Diseases such as Alzheimer’s may be caused by a gradual accumulation of such multidomain misfolding events. The fluorescence method and the finding it uncovers could thus lead to a better understanding of protein misfolding diseases, and of protein evolution.
The study shows that “we’re now able to use single-molecule methods to see important rare events that happen in proteins,” Jane Clarke of Cambridge University says.
In the study, Clarke and coworkers, in conjunction with Benjamin Schuler’s lab at the University of Zurich, use single-molecule FRET (fluorescence resonance energy transfer) to distinguish between correctly and incorrectly folded forms of multidomain proteins made of repeating domains from the muscle protein titin.
They label each protein with a pair of FRET donor and acceptor dyes. In two-domain proteins, each domain contains one dye. In three-domain proteins, only the first and third are labeled.
The FRET efficiency (the fraction of donor excitation that results in acceptor fluorescence) increases when dyes get closer to one another and reveals the folding state of labeled proteins. High efficiency means the protein misfolded, swapping strands between domains so the dyes are close to one another. In correctly folded proteins, the dyes are farther apart and the FRET efficiency is correspondingly lower.

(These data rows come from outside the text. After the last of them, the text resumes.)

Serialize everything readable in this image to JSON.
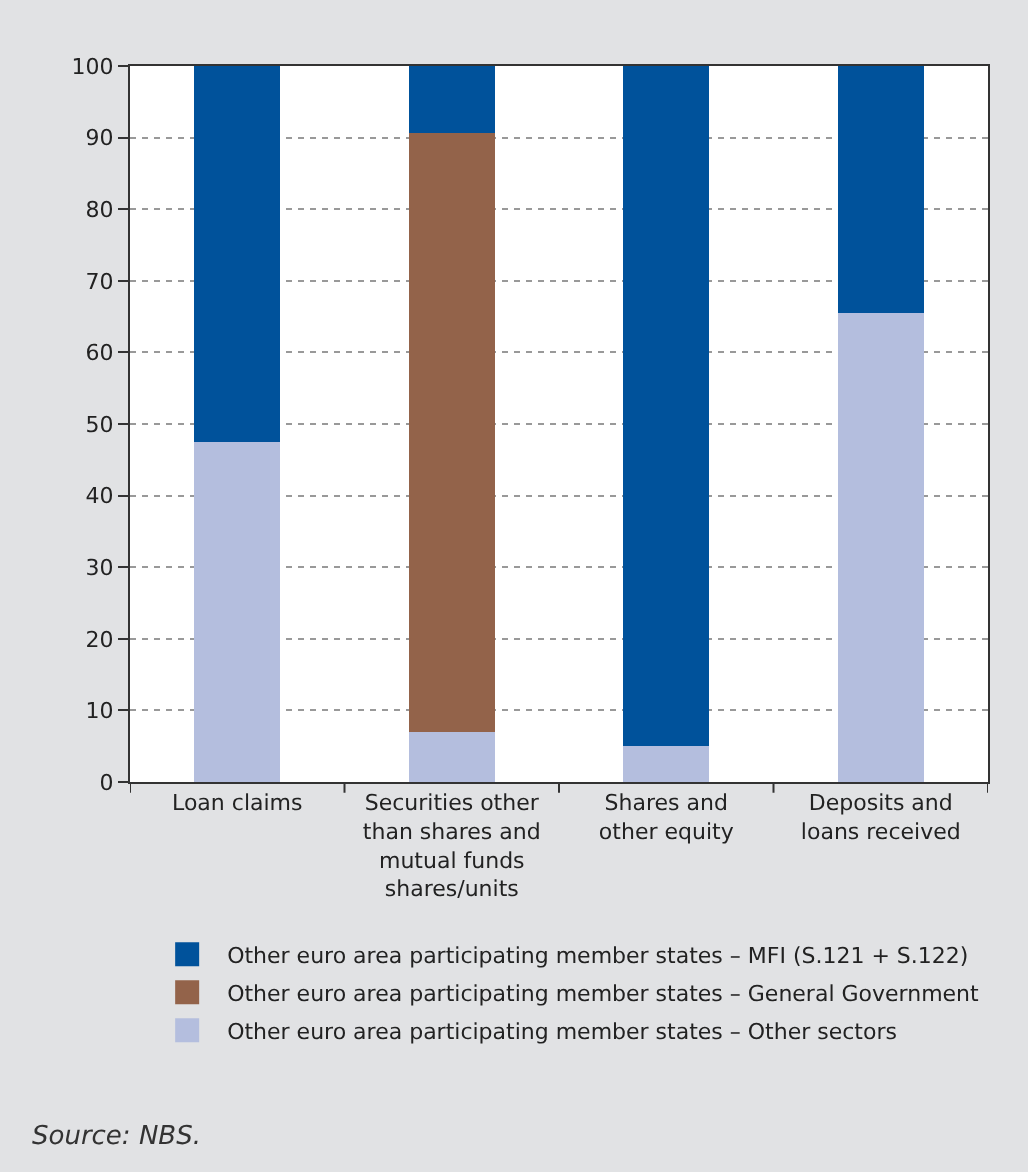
{
  "chart_data": {
    "type": "bar",
    "stacked": true,
    "categories": [
      "Loan claims",
      "Securities other\nthan shares and\nmutual funds\nshares/units",
      "Shares and\nother equity",
      "Deposits and\nloans received"
    ],
    "series": [
      {
        "name": "Other euro area participating member states – Other sectors",
        "color": "#b4bede",
        "values": [
          47.5,
          7,
          5,
          65.5
        ]
      },
      {
        "name": "Other euro area participating member states – General Government",
        "color": "#93634a",
        "values": [
          0,
          83.7,
          0,
          0
        ]
      },
      {
        "name": "Other euro area participating member states – MFI (S.121 + S.122)",
        "color": "#00529b",
        "values": [
          52.5,
          9.3,
          95,
          34.5
        ]
      }
    ],
    "ylim": [
      0,
      100
    ],
    "yticks": [
      0,
      10,
      20,
      30,
      40,
      50,
      60,
      70,
      80,
      90,
      100
    ],
    "grid": "y",
    "legend": "bottom",
    "annotations": [
      "Source: NBS."
    ]
  }
}
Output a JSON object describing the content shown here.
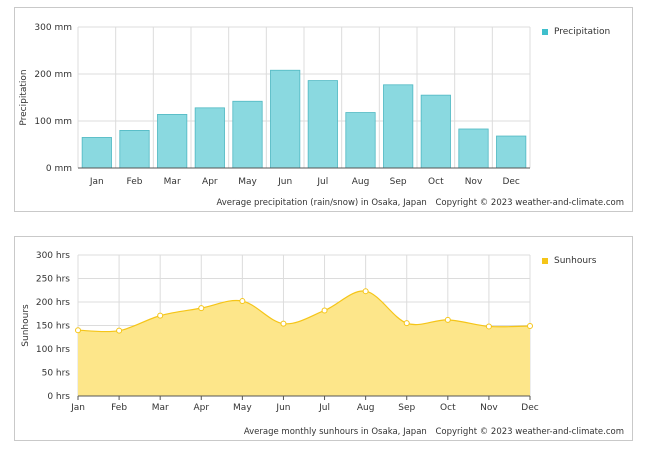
{
  "chart_data": [
    {
      "type": "bar",
      "categories": [
        "Jan",
        "Feb",
        "Mar",
        "Apr",
        "May",
        "Jun",
        "Jul",
        "Aug",
        "Sep",
        "Oct",
        "Nov",
        "Dec"
      ],
      "series": [
        {
          "name": "Precipitation",
          "values": [
            65,
            80,
            114,
            128,
            142,
            208,
            186,
            118,
            177,
            155,
            83,
            68
          ],
          "color": "#8ad9e0"
        }
      ],
      "ylabel": "Precipitation",
      "ylim": [
        0,
        300
      ],
      "yticks": [
        0,
        100,
        200,
        300
      ],
      "ytick_labels": [
        "0 mm",
        "100 mm",
        "200 mm",
        "300 mm"
      ],
      "grid": true,
      "legend": "top-right",
      "caption": "Average precipitation (rain/snow) in Osaka, Japan",
      "copyright": "Copyright © 2023  weather-and-climate.com"
    },
    {
      "type": "area",
      "categories": [
        "Jan",
        "Feb",
        "Mar",
        "Apr",
        "May",
        "Jun",
        "Jul",
        "Aug",
        "Sep",
        "Oct",
        "Nov",
        "Dec"
      ],
      "series": [
        {
          "name": "Sunhours",
          "values": [
            140,
            139,
            171,
            187,
            202,
            154,
            182,
            223,
            155,
            162,
            148,
            149
          ],
          "color": "#f5d042"
        }
      ],
      "ylabel": "Sunhours",
      "ylim": [
        0,
        300
      ],
      "yticks": [
        0,
        50,
        100,
        150,
        200,
        250,
        300
      ],
      "ytick_labels": [
        "0 hrs",
        "50 hrs",
        "100 hrs",
        "150 hrs",
        "200 hrs",
        "250 hrs",
        "300 hrs"
      ],
      "grid": true,
      "legend": "top-right",
      "caption": "Average monthly sunhours in Osaka, Japan",
      "copyright": "Copyright © 2023  weather-and-climate.com"
    }
  ]
}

The researchers constructed proteins with various domains from titin, a large protein containing hundreds of domains. They found that the construct with two identical domains misfolds about 5% of the time, and their simulations suggest that the domains swap strands. But misfolding doesn’t occur if the two domains have sufficiently dissimilar sequences. The three-domain protein forms two types of misfolded structures—one in which an end domain swaps strands with the unlabeled central domain and another in which the two end domains swap strands.
The researchers were surprised to find that the misfolded species have long lifetimes, on the order of several days. “Our back-of-the-envelope picture of what they look like had them living for hours, not days,” Clarke says.
The most surprising aspect of the paper “is the substantial kinetic stability of the misfolded domain-swapped structures,” says Jeffery W. Kelly, a protein-folding expert at Scripps Research Institute. He wonders whether the misfolded forms will be as common and as stable under physiological conditions as they are in buffer.
“Many human proteins contain repeats of the same kind of domain,” Clarke says. “Evolution has had to make sure that you can’t get long-lived misfolded species, which would cause a problem for the biology.” Ongoing studies hope to discover how evolution has avoided such problems.